Em uma das várias reuniões de preparação para a exposição, veio da Bruna essa frase “Mesmo Estando Preparados”, meio brincadeira. Mesmo preparados, cada experiência é um novo desafio, com obstáculos de várias alturas. Pensei numa preparação comum: trabalhos escolares em grupo.

Na escola, nos anos de transição entre ciclos do ensino fundamental, somos frequentemente levados ao trabalho em grupo. Lembro de ir na casa de amigos, passar umas tardes com conversinha, comida de mãe, idas ao mercado, páginas do Orkut. Às vezes, mexer numa maquete de isopor, escrever numa folha de papel almaço, desenhar na cartolina. No meio disso tudo, discutir e negociar, animados ou silenciosos, as perspectivas sobre o trabalho executado. Mais cedo ou mais tarde, melhor ou pior, o trabalho chega ao fim.

Negociação é uma prática fundamental ao trabalho em grupo. Muitas vezes ela apareceu pra mim em pesadelo, como um fantasma na casa vazia. Negociar é dialogar tendo como horizonte um acordo, muito distante do desejado, mas comum. Como num trabalho em grupo, como em negociações bem arranjadas, o tempo é fundamental; e leva tempo. Com café ou cerveja, refrigerantes, pãozinho, conversas paralelas, suavizando a tensão de abrir mão para ouvir e considerar o outro. 

É um diálogo menos eficaz quando se insere entre outras reuniões e compete com outras convocações. O planejamento de Mesmo Estando Separados foi um “algo a mais” na vida dos curadores, alguns com trabalhos fixos, alguns vivendo fora de São Paulo; todos com outras demandas. O tempo foi a maior negociação: como objeto de troca, ele esteve sempre dentro da disputa, não fora, como seria desejado para um bom negócio.

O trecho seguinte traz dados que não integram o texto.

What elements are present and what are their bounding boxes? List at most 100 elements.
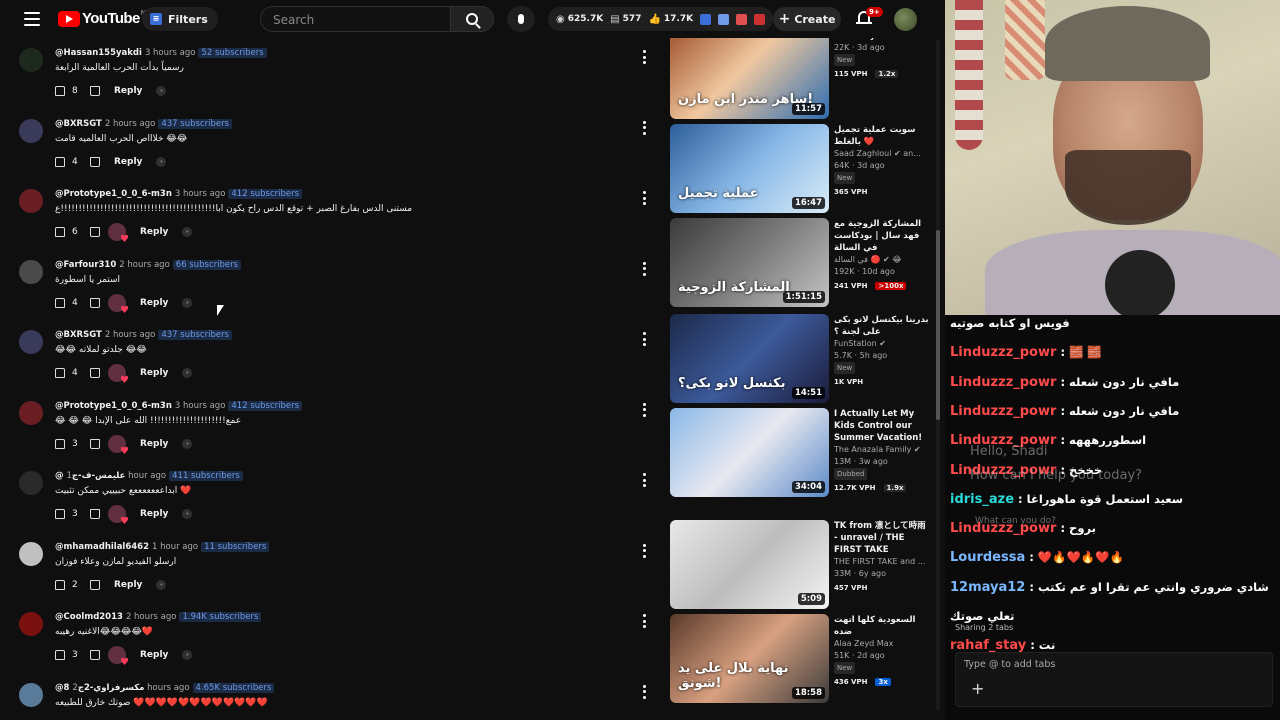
stats-extension[interactable]: ◉ 625.7K ▤ 577 👍 17.7K bbox=[548, 7, 774, 31]
reply-button[interactable]: Reply bbox=[140, 298, 168, 308]
comment-author[interactable]: @Coolmd2013 bbox=[55, 612, 123, 622]
more-options-icon[interactable] bbox=[642, 332, 646, 346]
like-icon[interactable] bbox=[55, 297, 65, 308]
extension-icon[interactable] bbox=[754, 13, 766, 25]
dislike-icon[interactable] bbox=[90, 509, 100, 519]
quick-action-icon[interactable]: • bbox=[156, 156, 167, 167]
like-icon[interactable] bbox=[55, 156, 65, 167]
comment-author[interactable]: @mhamadhilal6462 bbox=[55, 542, 149, 552]
video-thumbnail[interactable]: بكنسل لانو بكى؟ 14:51 bbox=[670, 314, 829, 403]
video-thumbnail[interactable]: عملية تجميل 16:47 bbox=[670, 124, 829, 213]
reply-button[interactable]: Reply bbox=[140, 509, 168, 519]
commenter-avatar[interactable] bbox=[19, 259, 43, 284]
channel-name[interactable]: FunStation ✔ bbox=[834, 338, 930, 350]
quick-action-icon[interactable]: • bbox=[182, 227, 193, 237]
create-button[interactable]: + Create bbox=[773, 7, 841, 31]
comment-author[interactable]: @مكسرفراوي-2ج8 bbox=[55, 683, 144, 693]
comment-time[interactable]: 2 hours ago bbox=[126, 612, 177, 622]
reply-button[interactable]: Reply bbox=[114, 580, 142, 590]
commenter-avatar[interactable] bbox=[19, 189, 43, 213]
reply-button[interactable]: Reply bbox=[140, 368, 168, 378]
reply-button[interactable]: Reply bbox=[140, 650, 168, 660]
like-icon[interactable] bbox=[55, 86, 65, 96]
related-video[interactable]: نهاية بلال على يد شونق! 18:58 السعودية كله… bbox=[670, 614, 940, 706]
comment-time[interactable]: 3 hours ago bbox=[175, 189, 226, 199]
like-icon[interactable] bbox=[55, 509, 65, 519]
comment-time[interactable]: 2 hours ago bbox=[105, 330, 156, 340]
more-options-icon[interactable] bbox=[642, 191, 646, 205]
comment-time[interactable]: 3 hours ago bbox=[145, 48, 196, 58]
video-thumbnail[interactable]: 34:04 bbox=[670, 408, 829, 497]
extension-icon[interactable] bbox=[736, 13, 748, 25]
comment-author[interactable]: @Farfour310 bbox=[55, 260, 116, 270]
dislike-icon[interactable] bbox=[90, 86, 100, 96]
dislike-icon[interactable] bbox=[90, 368, 100, 378]
video-thumbnail[interactable]: المشاركة الزوجية 1:51:15 bbox=[670, 218, 829, 307]
comment-time[interactable]: 1 hour ago bbox=[152, 542, 198, 552]
more-options-icon[interactable] bbox=[642, 543, 646, 558]
comment-author[interactable]: @Prototype1_0_0_6-m3n bbox=[55, 401, 172, 411]
commenter-avatar[interactable] bbox=[19, 612, 43, 636]
chat-username[interactable]: Linduzzz_powr bbox=[950, 404, 1056, 419]
reply-button[interactable]: Reply bbox=[140, 227, 168, 237]
comment-time[interactable]: 3 hours ago bbox=[175, 401, 226, 411]
more-options-icon[interactable] bbox=[642, 402, 646, 417]
quick-action-icon[interactable]: • bbox=[182, 650, 193, 660]
quick-action-icon[interactable]: • bbox=[156, 86, 167, 96]
comment-author[interactable]: @عليمس-ف-ج bbox=[55, 471, 125, 481]
chat-username[interactable]: Linduzzz_powr bbox=[950, 375, 1056, 390]
quick-action-icon[interactable]: • bbox=[156, 579, 167, 590]
chat-username[interactable]: Lourdessa bbox=[950, 550, 1025, 565]
voice-search-button[interactable] bbox=[507, 6, 535, 32]
video-title[interactable]: بدرينا بيكنسل لانو بكى على لجنة ؟ bbox=[834, 314, 930, 338]
page-scrollbar[interactable] bbox=[936, 40, 940, 710]
commenter-avatar[interactable] bbox=[19, 330, 43, 354]
more-options-icon[interactable] bbox=[642, 261, 646, 276]
extension-icon[interactable] bbox=[700, 13, 712, 25]
video-title[interactable]: المشاركة الزوجية مع فهد سال | بودكاست في… bbox=[834, 218, 930, 254]
dislike-icon[interactable] bbox=[90, 227, 100, 237]
video-title[interactable]: TK from 凛として時雨 - unravel / THE FIRST TAK… bbox=[834, 520, 930, 556]
commenter-avatar[interactable] bbox=[19, 541, 43, 566]
quick-action-icon[interactable]: • bbox=[182, 509, 193, 519]
comment-author[interactable]: @Hassan155yakdi bbox=[55, 48, 142, 58]
quick-action-icon[interactable]: • bbox=[182, 438, 193, 449]
commenter-avatar[interactable] bbox=[19, 118, 43, 143]
more-options-icon[interactable] bbox=[642, 614, 646, 628]
related-video[interactable]: 5:09 TK from 凛として時雨 - unravel / THE FIRST… bbox=[670, 520, 940, 612]
video-title[interactable]: I Actually Let My Kids Control our Summe… bbox=[834, 408, 930, 444]
commenter-avatar[interactable] bbox=[19, 48, 43, 72]
add-icon[interactable]: + bbox=[971, 679, 984, 698]
reply-button[interactable]: Reply bbox=[140, 439, 168, 449]
like-icon[interactable] bbox=[55, 438, 65, 449]
video-thumbnail[interactable]: نهاية بلال على يد شونق! 18:58 bbox=[670, 614, 829, 703]
like-icon[interactable] bbox=[55, 650, 65, 660]
channel-name[interactable]: Alaa Zeyd Max bbox=[834, 638, 930, 650]
dislike-icon[interactable] bbox=[90, 438, 100, 449]
comment-author[interactable]: @BXRSGT bbox=[55, 119, 102, 129]
more-options-icon[interactable] bbox=[642, 50, 646, 64]
assistant-input[interactable]: Type @ to add tabs + bbox=[955, 652, 1273, 707]
video-thumbnail[interactable]: 5:09 bbox=[670, 520, 829, 609]
channel-name[interactable]: THE FIRST TAKE and ... bbox=[834, 556, 930, 568]
chat-username[interactable]: 12maya12 bbox=[950, 580, 1025, 595]
account-avatar[interactable] bbox=[894, 8, 917, 31]
more-options-icon[interactable] bbox=[642, 684, 646, 699]
more-options-icon[interactable] bbox=[642, 120, 646, 135]
video-thumbnail[interactable]: ساهر مندر ابن مازن! 11:57 bbox=[670, 38, 829, 119]
comment-time[interactable]: 2 hours ago bbox=[119, 260, 170, 270]
comment-author[interactable]: @BXRSGT bbox=[55, 330, 102, 340]
related-video[interactable]: المشاركة الزوجية 1:51:15 المشاركة الزوجية … bbox=[670, 218, 940, 310]
chat-username[interactable]: idris_aze bbox=[950, 492, 1014, 507]
search-button[interactable] bbox=[450, 6, 494, 32]
youtube-logo[interactable]: YouTube NL bbox=[58, 9, 150, 27]
commenter-avatar[interactable] bbox=[19, 682, 43, 707]
related-video[interactable]: بكنسل لانو بكى؟ 14:51 بدرينا بيكنسل لانو ب… bbox=[670, 314, 940, 406]
video-title[interactable]: السعودية كلها اتهت ضده bbox=[834, 614, 930, 638]
comment-time[interactable]: 2 hours ago bbox=[105, 119, 156, 129]
menu-icon[interactable] bbox=[24, 12, 40, 26]
related-video[interactable]: 34:04 I Actually Let My Kids Control our … bbox=[670, 408, 940, 500]
quick-action-icon[interactable]: • bbox=[182, 368, 193, 378]
reply-button[interactable]: Reply bbox=[114, 86, 142, 96]
extension-icon[interactable] bbox=[718, 13, 730, 25]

Negociar tempo, não negociar com tempo.

Vista da exposição Mesmo Estando Separados – Crédito: Renato Nonato e Márcio Vaz Gomes

Não ter o tempo como um amigo, tentar cercar o tempo. Eu lembro da escola e dos trabalhos em grupo, sempre feitos com pressa e o prazo batendo na bunda. Sem tempo, é pra ser feito a toque de caixa, na medida das condições e possibilidades. Então, uma distribuição desigual do trabalho: os ritmos não convivem. Então, a estafa e o desafeto. Negociações fracassadas fazem romper. A raiva e o rancor vêm como uma flecha.

Para a exposição, diferentemente dos trabalhos em grupo, o coletivo surgiu como um desejo nosso. Foi escolha nossa aceitar todos os inscritos na chamada aberta, foi o grupo quem decidiu trabalhar juntos. 

No curso Como Viver Junto, Barthes explorou as imagens literárias daquilo que denominou Viver-Junto: “fantasia de vida, de regime, de gênero de vida, diaita, dieta. Nem dual, nem plural (coletivo). Algo como uma solidão interrompida de modo regrado: o paradoxo, a contradição, a aporia de uma partilha das distâncias – a utopia de um socialismo das distâncias […].”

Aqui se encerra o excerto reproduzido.